Solved – Anomaly detection on time series

anomaly detectionpythonscikit learntime series

I'm a beginner using machine learning (I finished Ng's course), I'm using scikit-learn in python.
I want to find the best way to detect anomalies in our system.

We have ongoing events that occur at a schedule (every few min/hours), and I want to detect when something abnormal happens.
Example data:

ID | epoch-time | duration (Sec) | status | is_manual

0400 | 1488801454  | 500 | completed | 1

0401 | 1488805055  | 500 | completed | 1

0402 |  1488812254  | 40000 | failed | 1

6831 | 1488805050  | 200 | failed | 0

.

... (Millions of examples)

.

0014 |  1488805055 | 1200 | completed | 0

so for example event ID 0400 occurs once every hour. I want to tell when it does not run.

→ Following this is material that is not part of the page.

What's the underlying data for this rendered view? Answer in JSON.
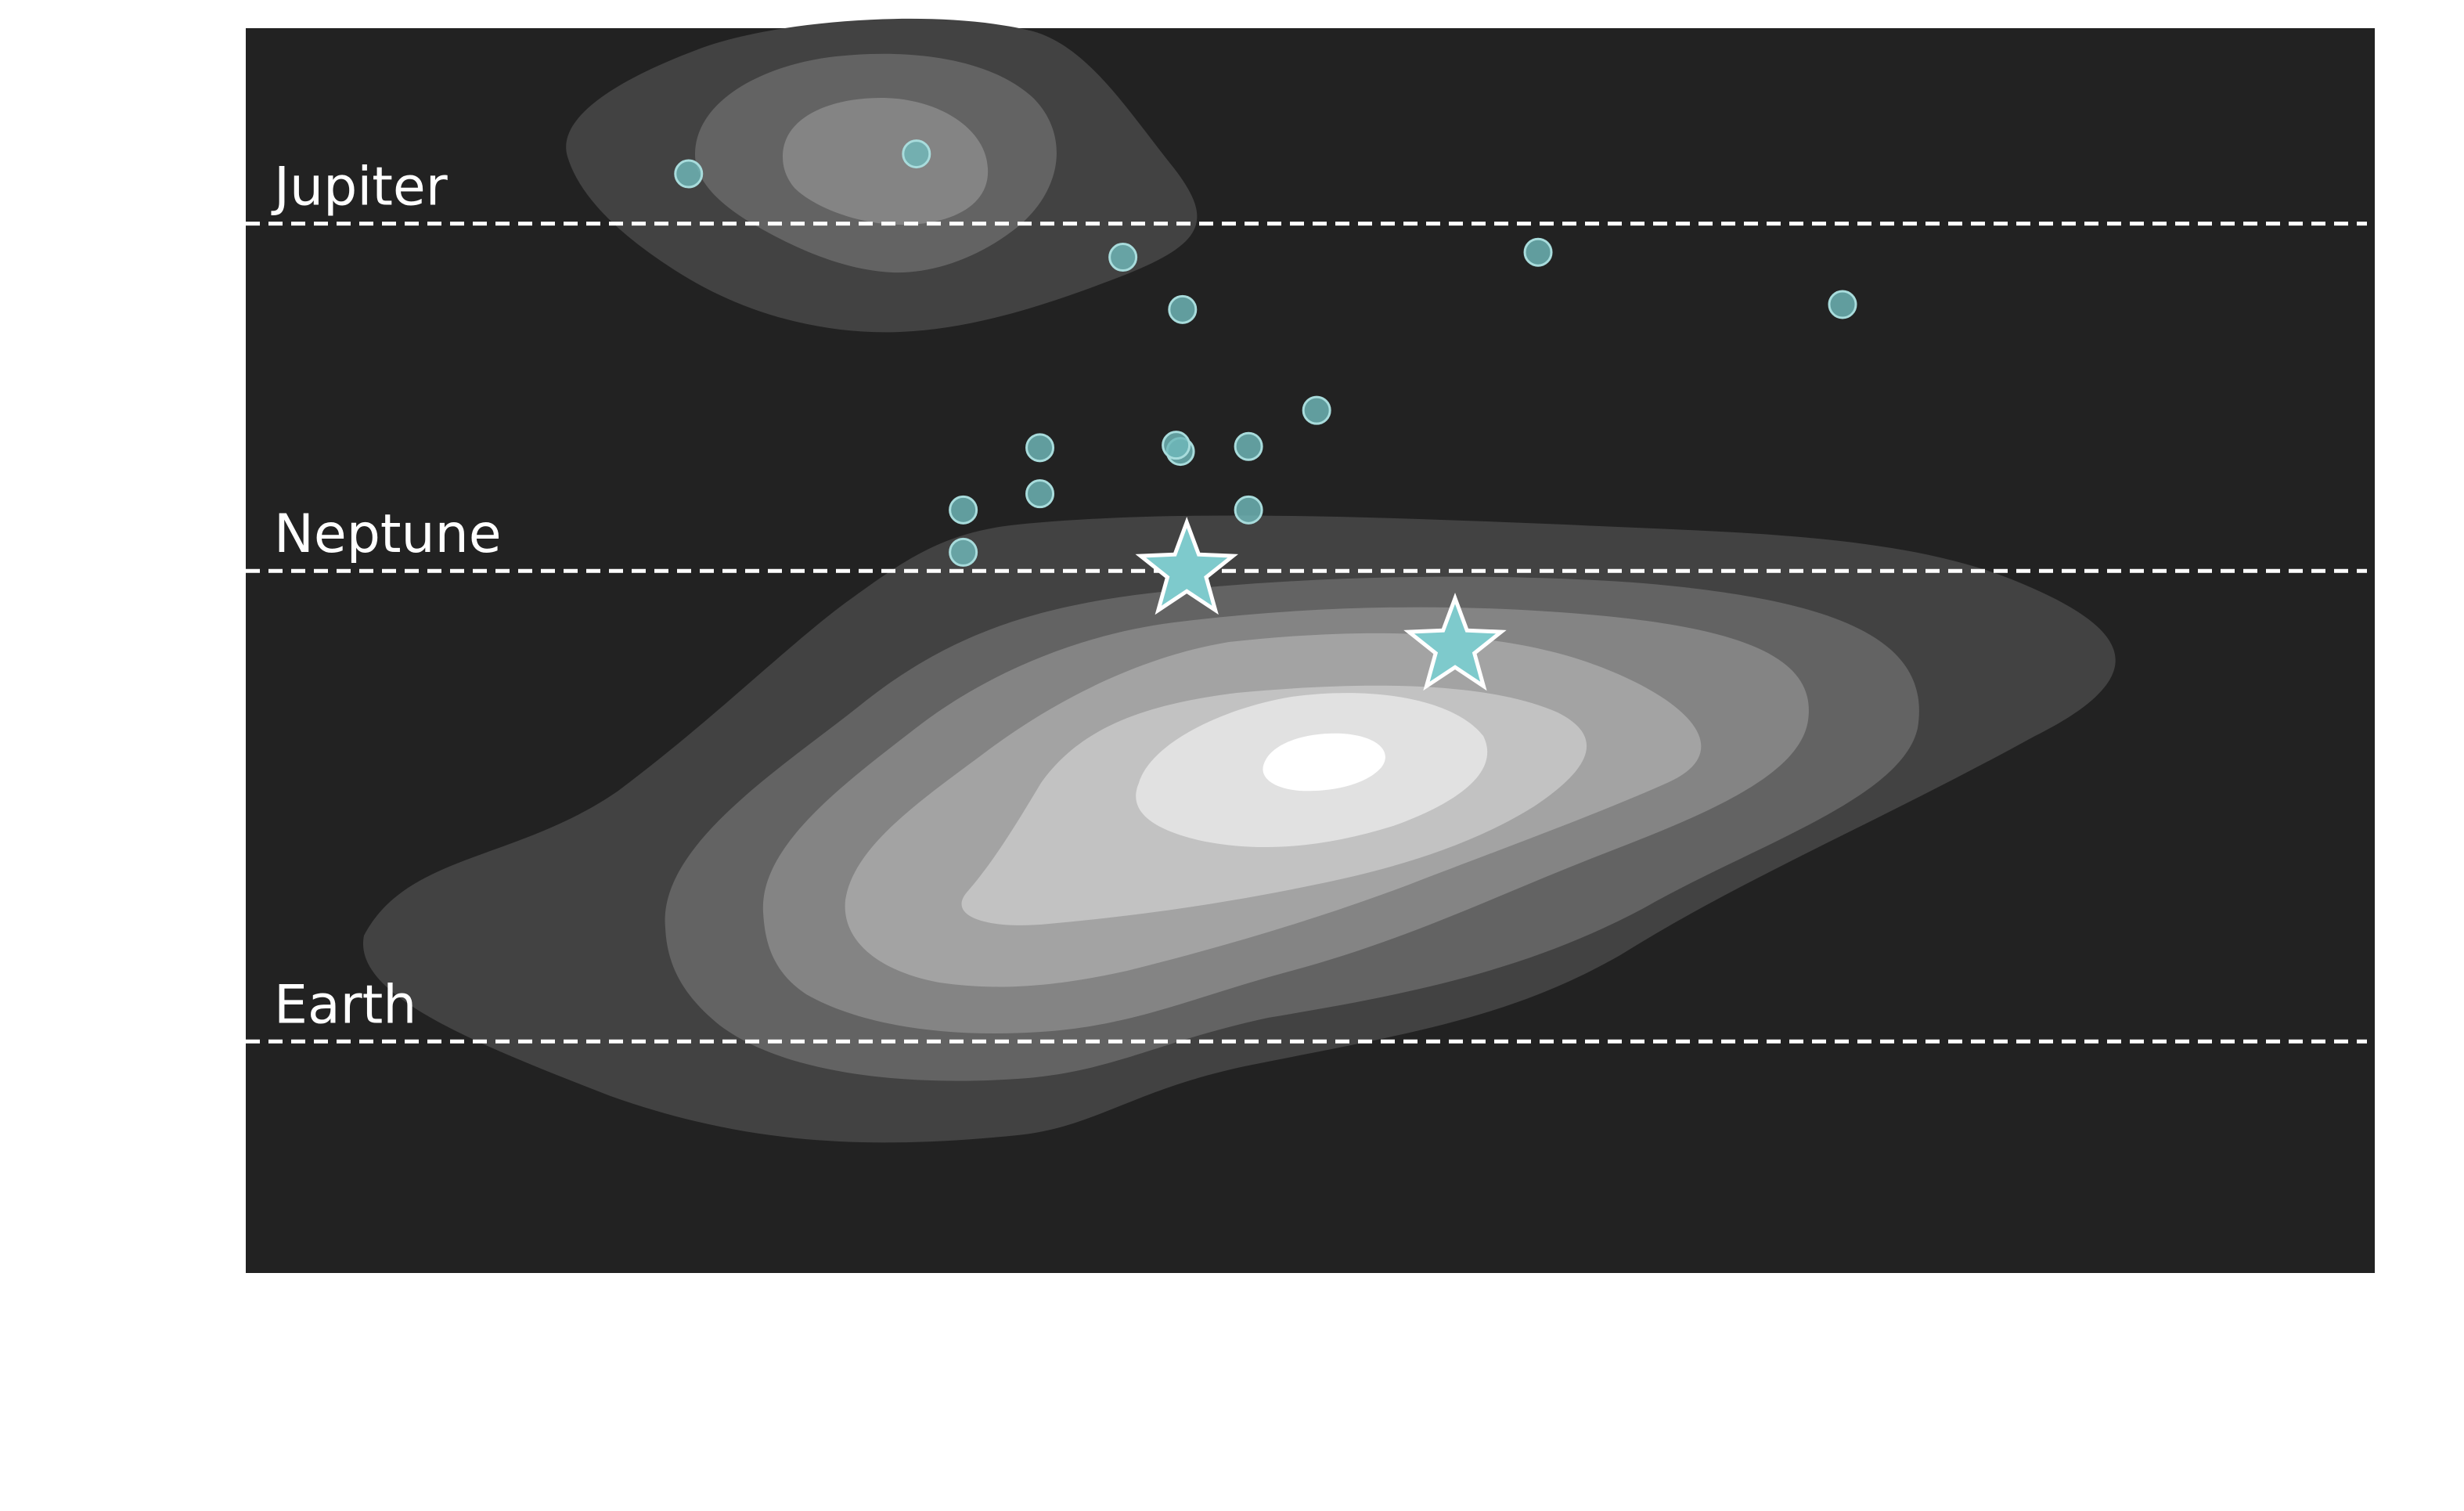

What I plan to do is feed the algorithm all the events from the last 10 minutes.

Main questions:
How to treat the ID column?
What is the best approach I should take?

Best Answer

I found this article to be very helpful in my case:

https://mapr.com/blog/deep-learning-tensorflow/

Using this basic RNN structure, I was able to predict the outcome of the next timestep. By centering all events to the nearest minute, the network was able to recognize the pattern that correlates within the timeline.